La pensée binaire
Il y a 10 sortes d’individus : ceux qui comprennent le binaire et ceux qui ne le comprennent pas. 1
Blague à part, le mode de pensée de binaire, c’est celui des individus qui manquent de nuances. Pour eux, le monde est en noir et blanc. Il fait beau ou il fait mauvais. « Ça va » ou « ça va pas ». « J’suis content » ou « J’suis pas content ». « C’était super » ou « c’était nul ».
Évidemment, si le monde est vraiment comme ça, « tout noir » ou « tout blanc », il n’y a pas à se prendre la tête, il n’y a pas trop à réfléchir. C’est bon ou c’est mauvais.
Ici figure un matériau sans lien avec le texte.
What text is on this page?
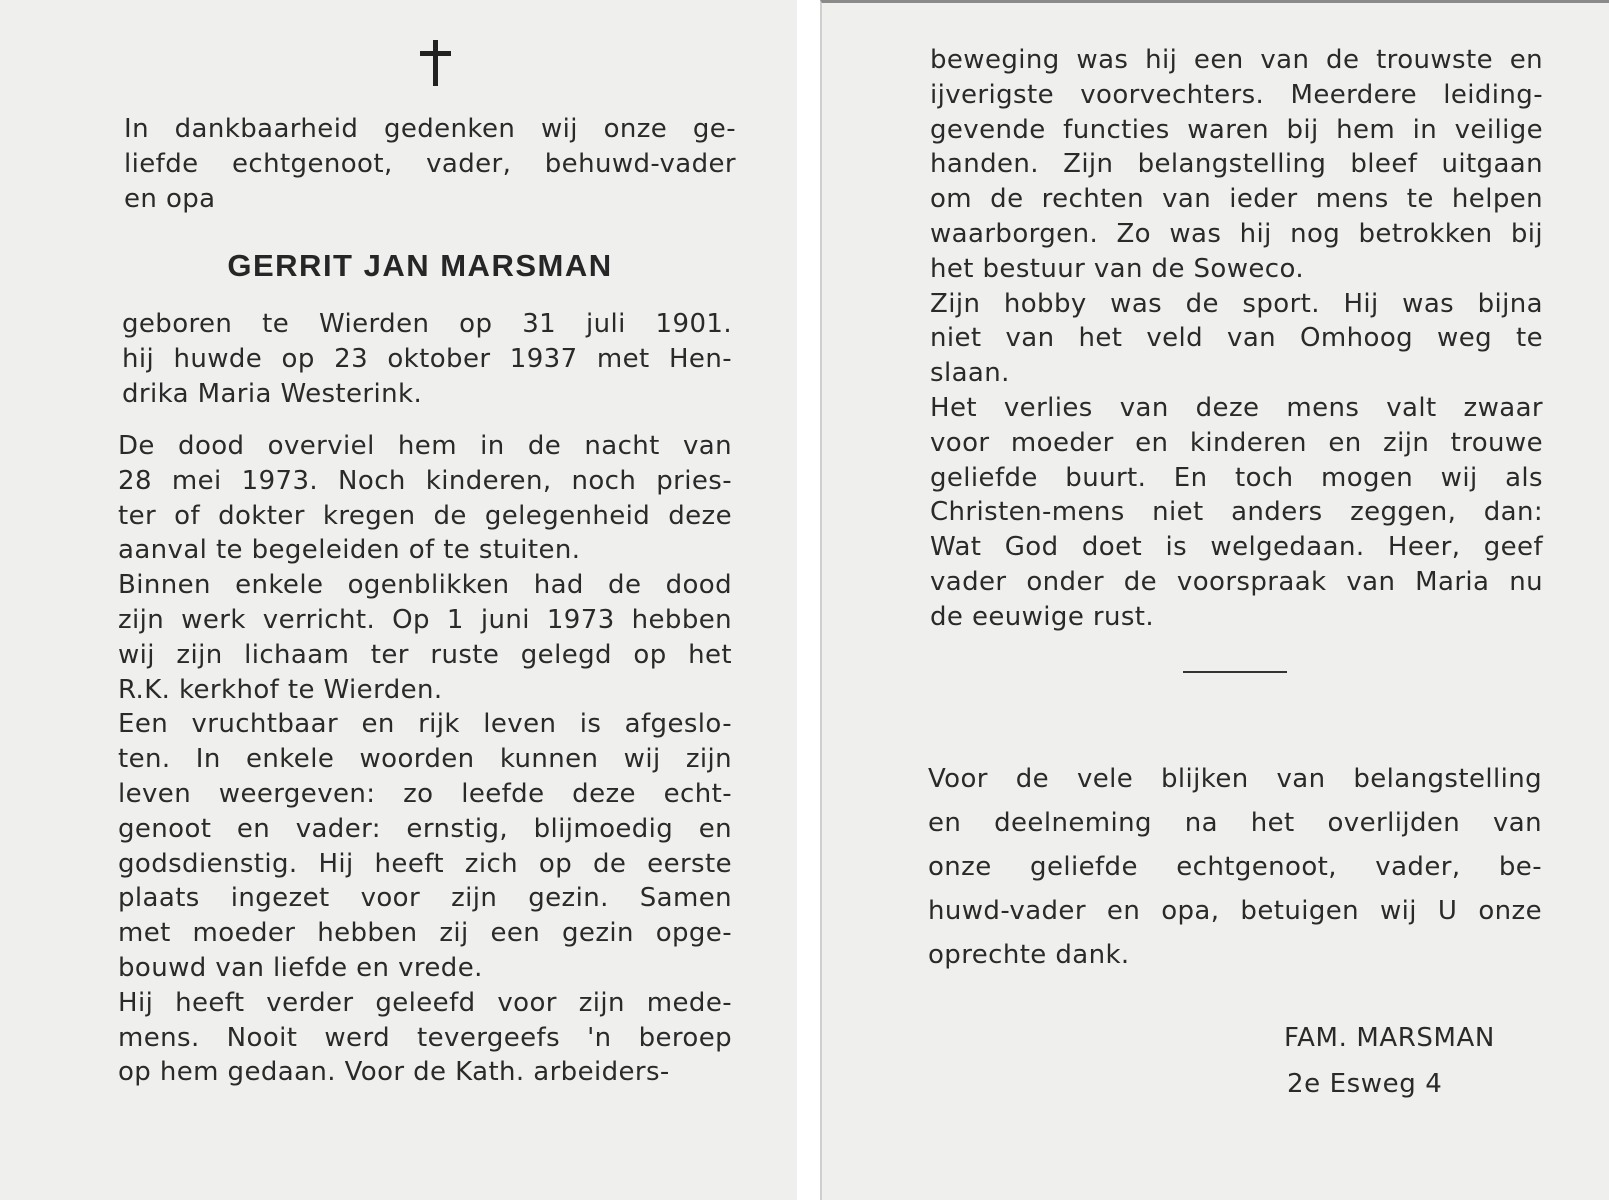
In dankbaarheid gedenken wij onze ge-
liefde echtgenoot, vader, behuwd-vader
en opa
GERRIT JAN MARSMAN
geboren te Wierden op 31 juli 1901.
hij huwde op 23 oktober 1937 met Hen-
drika Maria Westerink.
De dood overviel hem in de nacht van
28 mei 1973. Noch kinderen, noch pries-
ter of dokter kregen de gelegenheid deze
aanval te begeleiden of te stuiten.
Binnen enkele ogenblikken had de dood
zijn werk verricht. Op 1 juni 1973 hebben
wij zijn lichaam ter ruste gelegd op het
R.K. kerkhof te Wierden.
Een vruchtbaar en rijk leven is afgeslo-
ten. In enkele woorden kunnen wij zijn
leven weergeven: zo leefde deze echt-
genoot en vader: ernstig, blijmoedig en
godsdienstig. Hij heeft zich op de eerste
plaats ingezet voor zijn gezin. Samen
met moeder hebben zij een gezin opge-
bouwd van liefde en vrede.
Hij heeft verder geleefd voor zijn mede-
mens. Nooit werd tevergeefs 'n beroep
op hem gedaan. Voor de Kath. arbeiders-
beweging was hij een van de trouwste en
ijverigste voorvechters. Meerdere leiding-
gevende functies waren bij hem in veilige
handen. Zijn belangstelling bleef uitgaan
om de rechten van ieder mens te helpen
waarborgen. Zo was hij nog betrokken bij
het bestuur van de Soweco.
Zijn hobby was de sport. Hij was bijna
niet van het veld van Omhoog weg te
slaan.
Het verlies van deze mens valt zwaar
voor moeder en kinderen en zijn trouwe
geliefde buurt. En toch mogen wij als
Christen-mens niet anders zeggen, dan:
Wat God doet is welgedaan. Heer, geef
vader onder de voorspraak van Maria nu
de eeuwige rust.
Voor de vele blijken van belangstelling
en deelneming na het overlijden van
onze geliefde echtgenoot, vader, be-
huwd-vader en opa, betuigen wij U onze
oprechte dank.
FAM. MARSMAN
2e Esweg 4
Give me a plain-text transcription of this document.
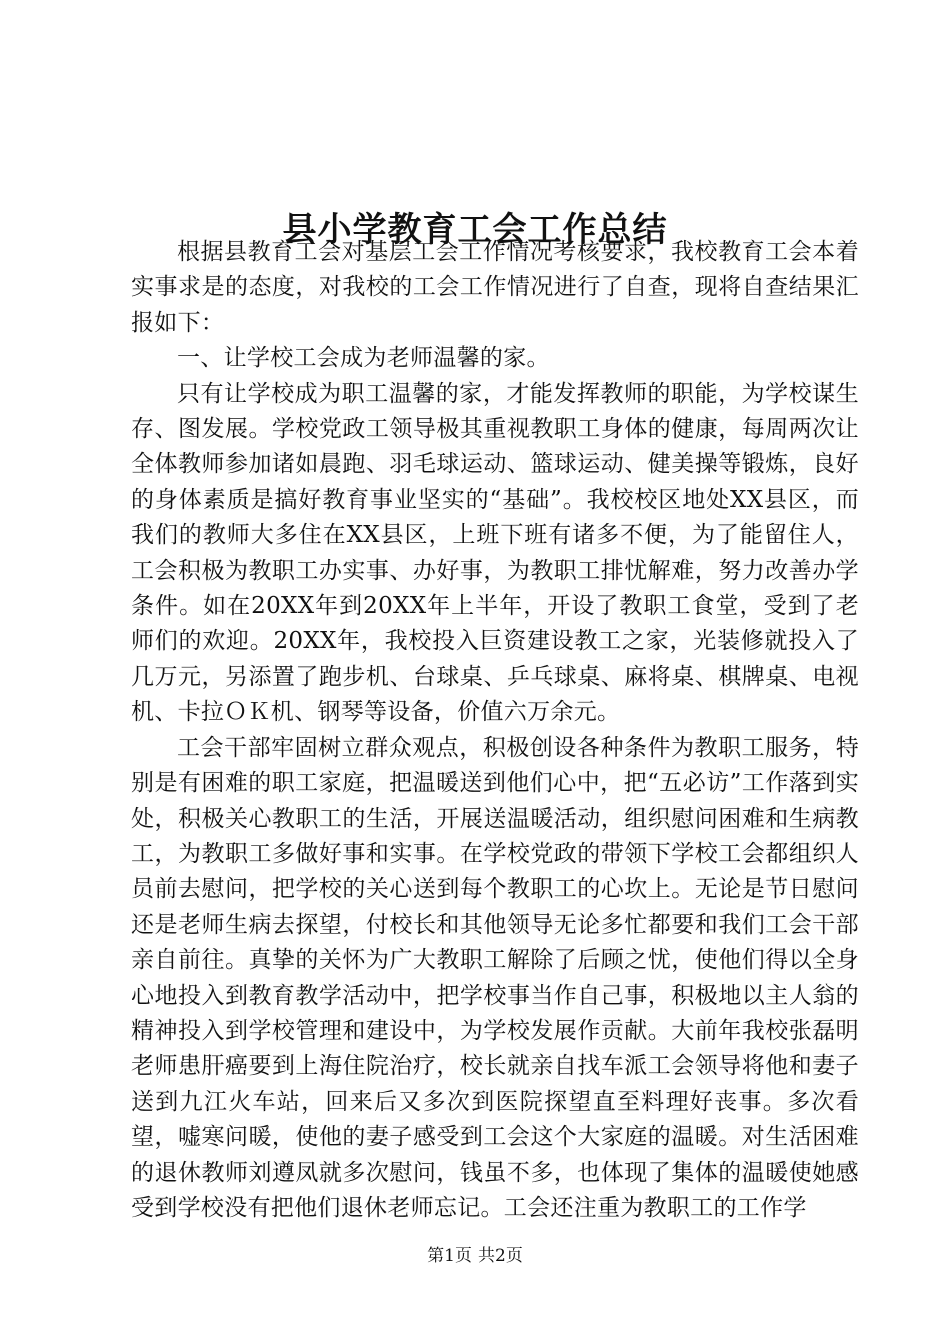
县小学教育工会工作总结

根据县教育工会对基层工会工作情况考核要求，我校教育工会本着实事求是的态度，对我校的工会工作情况进行了自查，现将自查结果汇报如下：

一、让学校工会成为老师温馨的家。

只有让学校成为职工温馨的家，才能发挥教师的职能，为学校谋生存、图发展。学校党政工领导极其重视教职工身体的健康，每周两次让全体教师参加诸如晨跑、羽毛球运动、篮球运动、健美操等锻炼，良好的身体素质是搞好教育事业坚实的“基础”。我校校区地处XX县区，而我们的教师大多住在XX县区，上班下班有诸多不便，为了能留住人，工会积极为教职工办实事、办好事，为教职工排忧解难，努力改善办学条件。如在20XX年到20XX年上半年，开设了教职工食堂，受到了老师们的欢迎。20XX年，我校投入巨资建设教工之家，光装修就投入了几万元，另添置了跑步机、台球桌、乒乓球桌、麻将桌、棋牌桌、电视机、卡拉ＯＫ机、钢琴等设备，价值六万余元。

工会干部牢固树立群众观点，积极创设各种条件为教职工服务，特别是有困难的职工家庭，把温暖送到他们心中，把“五必访”工作落到实处，积极关心教职工的生活，开展送温暖活动，组织慰问困难和生病教工，为教职工多做好事和实事。在学校党政的带领下学校工会都组织人员前去慰问，把学校的关心送到每个教职工的心坎上。无论是节日慰问还是老师生病去探望，付校长和其他领导无论多忙都要和我们工会干部亲自前往。真挚的关怀为广大教职工解除了后顾之忧，使他们得以全身心地投入到教育教学活动中，把学校事当作自己事，积极地以主人翁的精神投入到学校管理和建设中，为学校发展作贡献。大前年我校张磊明老师患肝癌要到上海住院治疗，校长就亲自找车派工会领导将他和妻子送到九江火车站，回来后又多次到医院探望直至料理好丧事。多次看望，嘘寒问暖，使他的妻子感受到工会这个大家庭的温暖。对生活困难的退休教师刘遵凤就多次慰问，钱虽不多，也体现了集体的温暖使她感受到学校没有把他们退休老师忘记。工会还注重为教职工的工作学

第1页 共2页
C’est la bonne décision, ou bien c’est une connerie.
Nous avons probablement tous passé, au cours de notre histoire de vie, une étape lors de laquelle nous avons testé ce mode de pensée. Et nous avons fini par nous rendre compte que ce n’était pas si simple.
Il y avait parfois de multiples possibilités qui s’offraient à nous et nous avons dû admettre qu’il n’y en avait pas juste « une bonne et une mauvaise ». Parfois, nous avons dû choisir « la moins mauvaise ». Parfois, nous nous sommes rendu compte après coup qu’une bonne idée tournait en catastrophe. Ou bien — plus souriant — qu’un choix qu’on n’aurait pas fait spontanément s’avérait en fin de compte très favorable.
Et puis nous avons pu constater que telle personne qui ne nous plaisait pas au premier abord pouvait se révéler très fiable et secourable. Que le temps maussade pouvait être poétique. Que les chefs d’œuvres n’étaient pas forcément parfaits à tout point de vue.
En choisissant une voiture, nous avons bien dû admettre que, avec n’importe quel budget, que ce soit une voiture neuve ou une occasion, il n’y en avait aucune qui correspondait exactement à tous nos critères.
Nous avons aussi remarqué que les mêmes causes ne produisent pas toujours les mêmes effets. Et que les mêmes effets ne sont pas forcément le résultat des mêmes causes.
Nous avons donc, avec l’expérience, appris :
- à nuancer
- à évaluer plus d’un critère
- à réviser nos évaluations
- à optimiser.
En un mot, nous sommes sortis du « tout ou rien », de la pensée simpliste et nous sommes parvenus à un certain degré de « pensée complexe ».
Bien. J’ai dit « nous », car je pense que c’est votre cas également. Alors, maintenant, s’il vous plaît, suivez-moi dans le raisonnement suivant.
On n’est pas choqué, on ne s’offusque pas, si l’on voit un enfant raisonner en « tout ou rien ». Mais jusqu’à quel âge ? Difficile à dire, n’est-ce pas ? Mais en tout cas, ce que l’on peut dire, c’est qu’à partir d’un certain niveau d’éducation, cela n’est plus très admissible. Voir le monde en « tout noir ou tout blanc », c’est un peu enfantin. Ou un peu bébête. Ou un peu primaire. J’en connais même qui oseraient dire que c’est un peu con.
Alors, lorsque, sur des questions importantes de société, on appelle les citoyens à voter et que la seule réponse possible, c’est « oui » ou « non », est-ce que c’est parce que ceux qui posent la question sont trop c… pour envisager d’autres réponses possibles ? Ou bien est-ce que c’est parce qu’on prend les citoyens pour des c… ? Ou bien parce qu’il faut que le plus con moins intelligent des citoyens comprenne la question ?
Excusez-moi pour ce langage à la François Cavanna, mais c’est une vraie exaspération que je ressens là. Dans l’exercice de ma profession, je dois régulièrement répondre à des formulaires qui ont manifestement été élaborés par des bureaucrates extrêmement « binaires ». Et ça commence à me lasser. Je trouve cela très « siècle passé ». Et même très bête.
Je pense que je vous donnerai des exemples, à l’occasion.
le 4 septembre 2010
- C’est un gag d’informaticiens ! Le nombre 10, en binaire, correspond à 2 dans le système décimal. Nous sommes bien d’accord : on n’est pas censé le savoir, si l’on est ni informaticien ni mathématicien. 😉 ↩
A un projet de loi (le référendum en est un, on finit toujours par répondre au final par oui ou par non. C’est au débat qui le précède que toute la gamme des nuances s’exprime.